By using a machine learning schema, we conducted an analysis of feature importance based on cancer dependency and multiomic data from the DepMap and Cancer Cell Line Encyclopedia projects. We assessed the consistency of cancer dependency data between CRISPR/Cas9 and short hairpin RNA-mediated perturbation platforms. For a fair comparison, we focused on a set of genes with robust dependency data and four available expression-related features (copy number alteration, DNA methylation, messenger RNA expression, and protein expression) and performed the same-gene predictions of the cancer dependency using different molecular features.
For the genes surveyed, we observed that the protein expression data contained substantial predictive power for cancer dependencies, and they were the best predictive feature for the CRISPR/Cas9-based dependency data. We also developed a user-friendly protein-dependency analytic module and integrated it with The Cancer Proteome Atlas; this module allows researchers to explore and analyze our results intuitively.
This study provides a systematic assessment for predicting cancer dependencies of cell lines from different expression-related features of a gene. Our results suggest that protein expression data are a highly valuable information resource for understanding tumor vulnerabilities and identifying therapeutic opportunities.

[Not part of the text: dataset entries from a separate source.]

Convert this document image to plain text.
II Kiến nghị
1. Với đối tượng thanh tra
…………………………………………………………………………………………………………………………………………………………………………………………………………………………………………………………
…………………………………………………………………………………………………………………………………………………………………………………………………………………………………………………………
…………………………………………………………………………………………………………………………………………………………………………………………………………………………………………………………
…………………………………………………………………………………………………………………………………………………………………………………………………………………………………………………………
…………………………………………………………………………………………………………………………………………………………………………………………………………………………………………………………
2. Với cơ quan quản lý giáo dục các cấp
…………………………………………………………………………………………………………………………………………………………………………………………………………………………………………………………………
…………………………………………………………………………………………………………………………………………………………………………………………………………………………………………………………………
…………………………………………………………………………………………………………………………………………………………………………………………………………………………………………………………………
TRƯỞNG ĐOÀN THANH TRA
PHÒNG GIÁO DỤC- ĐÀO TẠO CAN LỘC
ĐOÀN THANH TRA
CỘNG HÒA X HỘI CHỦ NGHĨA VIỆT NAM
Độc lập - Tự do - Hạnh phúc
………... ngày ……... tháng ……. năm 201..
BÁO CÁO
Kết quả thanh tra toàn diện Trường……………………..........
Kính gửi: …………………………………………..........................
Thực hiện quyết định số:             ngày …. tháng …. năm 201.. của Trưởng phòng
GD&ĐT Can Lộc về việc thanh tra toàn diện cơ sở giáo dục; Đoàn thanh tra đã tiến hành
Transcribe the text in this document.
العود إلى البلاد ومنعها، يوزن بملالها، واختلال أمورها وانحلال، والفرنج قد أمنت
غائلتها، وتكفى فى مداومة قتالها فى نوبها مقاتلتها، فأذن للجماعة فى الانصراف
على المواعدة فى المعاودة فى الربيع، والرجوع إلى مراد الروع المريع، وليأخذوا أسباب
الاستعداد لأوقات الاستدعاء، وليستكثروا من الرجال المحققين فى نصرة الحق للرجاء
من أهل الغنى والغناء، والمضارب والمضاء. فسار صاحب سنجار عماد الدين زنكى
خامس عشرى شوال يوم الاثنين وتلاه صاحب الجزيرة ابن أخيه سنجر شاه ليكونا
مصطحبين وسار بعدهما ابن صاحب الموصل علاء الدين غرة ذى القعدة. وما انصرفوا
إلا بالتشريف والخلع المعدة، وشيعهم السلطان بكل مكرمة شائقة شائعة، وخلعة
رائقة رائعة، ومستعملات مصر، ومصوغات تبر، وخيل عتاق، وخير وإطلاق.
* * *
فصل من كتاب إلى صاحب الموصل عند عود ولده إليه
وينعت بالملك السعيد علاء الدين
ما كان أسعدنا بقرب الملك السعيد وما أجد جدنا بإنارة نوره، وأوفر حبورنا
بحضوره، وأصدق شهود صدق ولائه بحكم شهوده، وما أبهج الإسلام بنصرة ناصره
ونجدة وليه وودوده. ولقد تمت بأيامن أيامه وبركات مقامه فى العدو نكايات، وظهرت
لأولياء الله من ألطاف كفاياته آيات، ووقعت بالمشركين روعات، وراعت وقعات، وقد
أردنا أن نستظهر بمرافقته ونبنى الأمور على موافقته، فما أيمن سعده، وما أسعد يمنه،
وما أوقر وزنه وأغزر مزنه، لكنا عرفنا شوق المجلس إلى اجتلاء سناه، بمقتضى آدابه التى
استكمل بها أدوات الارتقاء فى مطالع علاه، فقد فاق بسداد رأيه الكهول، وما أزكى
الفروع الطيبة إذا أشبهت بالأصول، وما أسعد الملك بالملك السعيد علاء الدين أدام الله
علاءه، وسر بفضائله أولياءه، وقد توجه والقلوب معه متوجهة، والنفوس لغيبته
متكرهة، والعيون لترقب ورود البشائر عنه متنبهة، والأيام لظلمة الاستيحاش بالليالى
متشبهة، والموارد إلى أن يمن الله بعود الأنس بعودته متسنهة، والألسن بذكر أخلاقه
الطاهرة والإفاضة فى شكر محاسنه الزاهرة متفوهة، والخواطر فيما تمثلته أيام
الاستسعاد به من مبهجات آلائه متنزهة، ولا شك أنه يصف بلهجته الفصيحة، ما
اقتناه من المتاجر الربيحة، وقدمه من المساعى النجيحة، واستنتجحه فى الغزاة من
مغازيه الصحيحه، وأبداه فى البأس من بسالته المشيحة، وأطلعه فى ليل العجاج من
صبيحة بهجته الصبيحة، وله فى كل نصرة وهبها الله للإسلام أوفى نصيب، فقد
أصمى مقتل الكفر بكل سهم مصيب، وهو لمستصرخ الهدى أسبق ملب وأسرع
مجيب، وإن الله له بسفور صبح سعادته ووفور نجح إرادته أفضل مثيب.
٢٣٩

从分子数据预测癌症相关性可以帮助对患者进行分层并确定新的治疗靶点。最近获得的大规模癌细胞系相关性数据可对各种分子特征的预测能力进行系统评估;然而,蛋白质表达数据尚未经过严格评估。我们使用反相蛋白微阵列生成的蛋白质表达数据,旨在评估其识别癌症相关性的预测能力,并开发相关的分析工具供社区使用。
我们使用机器学习方案,根据 DepMap 和癌症细胞系百科全书项目中的癌症相关性和多组学数据,进行了基于特征重要性的分析。我们评估了 CRISPR/Cas9 和短发夹 RNA 介导的扰动平台之间癌症相关性数据的一致性。为了进行公平比较,我们专注于一组具有可靠依赖性数据的基因和四个可用的表达相关特征(拷贝数改变、DNA 甲基化、信使 RNA 表达和蛋白质表达),并使用不同的分子特征对癌症依赖性进行相同基因预测。
对于调查的基因,我们观察到蛋白质表达数据对癌症相关性具有很大的预测能力,并且是基于 CRISPR/Cas9 的依赖性数据的最佳预测特征。我们还开发了一个用户友好的蛋白质依赖性分析模块,并将其与癌症蛋白质组图谱集成;该模块允许研究人员直观地探索和分析我们的结果。
本研究对从基因的不同表达相关特征预测细胞系的癌症相关性进行了系统评估。我们的结果表明,蛋白质表达数据是了解肿瘤脆弱性和确定治疗机会的极具价值的信息资源。